Cheney ise doğal olarak peşimden geldi ve yenik düşmüş bedenimi yeniden sandalyeye oturttu. Gözlerimin içine baktı ve şu sözleri söyledi:


"Neler oluyor Bay Ozario? Neden kaçıyorsunuz?"


Hiçbir şey olmamış gibi davranması gerçekten sinirimi bozdu ve ben de son derece öfkeli şekilde neler olduğunu bağırdım ona. Bağırmaktan çok patlamak kelimesini kullanırsam daha doğru olacaktır. Cheney ise şok geçirmiş halde kalakaldı ve "Bu doğru değil!" diyerek savunmaya geçti. Ardından "Siz delirmişsiniz!" diye ekledi. Evet, delirdim. Delirdim çünkü siz delirttiniz beni!


-45-


Siz de bilirsiniz ki Bay Nash, bir insan her ne kadar güçlü ve sağlam gözükse de bu görüntüyü tamamen etkisiz hale getirecek şey bellidir. İnsan zihni aslında hiç de dayanıklı bir şey değil. Kötü bir şey yaşadığımızda daha sonra gerçekleşen şeylerin de kötü yanına bakıyoruz. Duygular, mantığı buğulandırdığı zaman görüntü alanı daralıyor. İşte böyle bir zamanda, insanı delirmenin sınırına getirecek tek şey olarak büyüklüğü fark etmeksizin daha fazla olaylar kalıyor. Yukarıda anlattığım anılarımı hatırlayınca bu gerçeği çok net şekilde görebildim. Tabi bu narin şey, insanı yerin dibine sokabildiği gibi toparlanıp daha yüksek bir seviyeye de sıçratabiliyor.
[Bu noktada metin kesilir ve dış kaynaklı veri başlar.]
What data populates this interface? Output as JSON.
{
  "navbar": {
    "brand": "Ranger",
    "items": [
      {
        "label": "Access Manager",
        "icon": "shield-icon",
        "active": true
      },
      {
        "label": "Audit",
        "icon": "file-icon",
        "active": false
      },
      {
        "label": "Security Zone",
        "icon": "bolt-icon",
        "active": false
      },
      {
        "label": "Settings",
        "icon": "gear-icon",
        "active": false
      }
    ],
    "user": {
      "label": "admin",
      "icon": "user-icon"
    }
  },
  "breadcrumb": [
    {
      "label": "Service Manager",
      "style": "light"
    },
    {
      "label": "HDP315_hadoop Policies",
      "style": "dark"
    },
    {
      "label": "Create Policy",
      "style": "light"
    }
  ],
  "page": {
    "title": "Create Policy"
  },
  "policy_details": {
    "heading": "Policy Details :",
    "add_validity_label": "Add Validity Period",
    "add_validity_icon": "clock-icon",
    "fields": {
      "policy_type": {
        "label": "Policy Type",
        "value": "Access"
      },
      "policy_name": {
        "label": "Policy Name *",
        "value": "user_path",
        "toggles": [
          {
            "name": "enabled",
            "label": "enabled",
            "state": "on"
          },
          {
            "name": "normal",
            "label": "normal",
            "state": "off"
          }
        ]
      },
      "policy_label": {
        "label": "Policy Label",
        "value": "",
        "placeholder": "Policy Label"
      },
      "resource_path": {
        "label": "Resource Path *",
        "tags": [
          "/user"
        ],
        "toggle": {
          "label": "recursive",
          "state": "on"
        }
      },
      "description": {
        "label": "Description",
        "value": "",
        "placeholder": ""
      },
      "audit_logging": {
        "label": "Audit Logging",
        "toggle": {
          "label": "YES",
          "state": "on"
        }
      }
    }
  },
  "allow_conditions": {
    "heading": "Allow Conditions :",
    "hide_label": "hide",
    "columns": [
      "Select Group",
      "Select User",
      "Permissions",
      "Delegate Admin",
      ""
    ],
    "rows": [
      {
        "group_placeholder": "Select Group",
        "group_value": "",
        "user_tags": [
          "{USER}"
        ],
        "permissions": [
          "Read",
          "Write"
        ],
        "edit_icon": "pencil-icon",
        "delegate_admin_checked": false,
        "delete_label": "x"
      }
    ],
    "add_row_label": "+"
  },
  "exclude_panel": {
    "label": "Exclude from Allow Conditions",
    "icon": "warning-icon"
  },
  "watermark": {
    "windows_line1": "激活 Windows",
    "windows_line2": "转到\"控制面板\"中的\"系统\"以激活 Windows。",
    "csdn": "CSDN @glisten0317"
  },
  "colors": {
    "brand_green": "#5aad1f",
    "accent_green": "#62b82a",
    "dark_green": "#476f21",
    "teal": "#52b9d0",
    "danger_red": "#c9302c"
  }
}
Bahsettiğim bu karmakarışık olay gerçekleşip bittikten sonra, yani odama dönünce sakinleşip düşünmeye çalıştım. Elbette etkisi altında olduğunuz hisleriniz, gerçeği algılamada bozukluk ortaya çıkarıyor. Ama sakin geçen bir sürenin ardından, başıbozuk bir at gibi şahlanmış ve bir oraya bir buraya koşturan hisleriniz sonunda yoruluyor, yavaşlıyor ve ehlileşiyor kendi kendine. Ben de zihnimdeki atı durdurabildiğim bir zamana erteledim düşünme işini. Ertesi gün, yaşadığım olayın etkisi üzerimden kalkınca yaşadıklarımı tek tek inceledim. İnceledikçe pişman oldum. İnceledikçe battım. Çünkü her şey apaçık ortadayken gözüm körleşmişti.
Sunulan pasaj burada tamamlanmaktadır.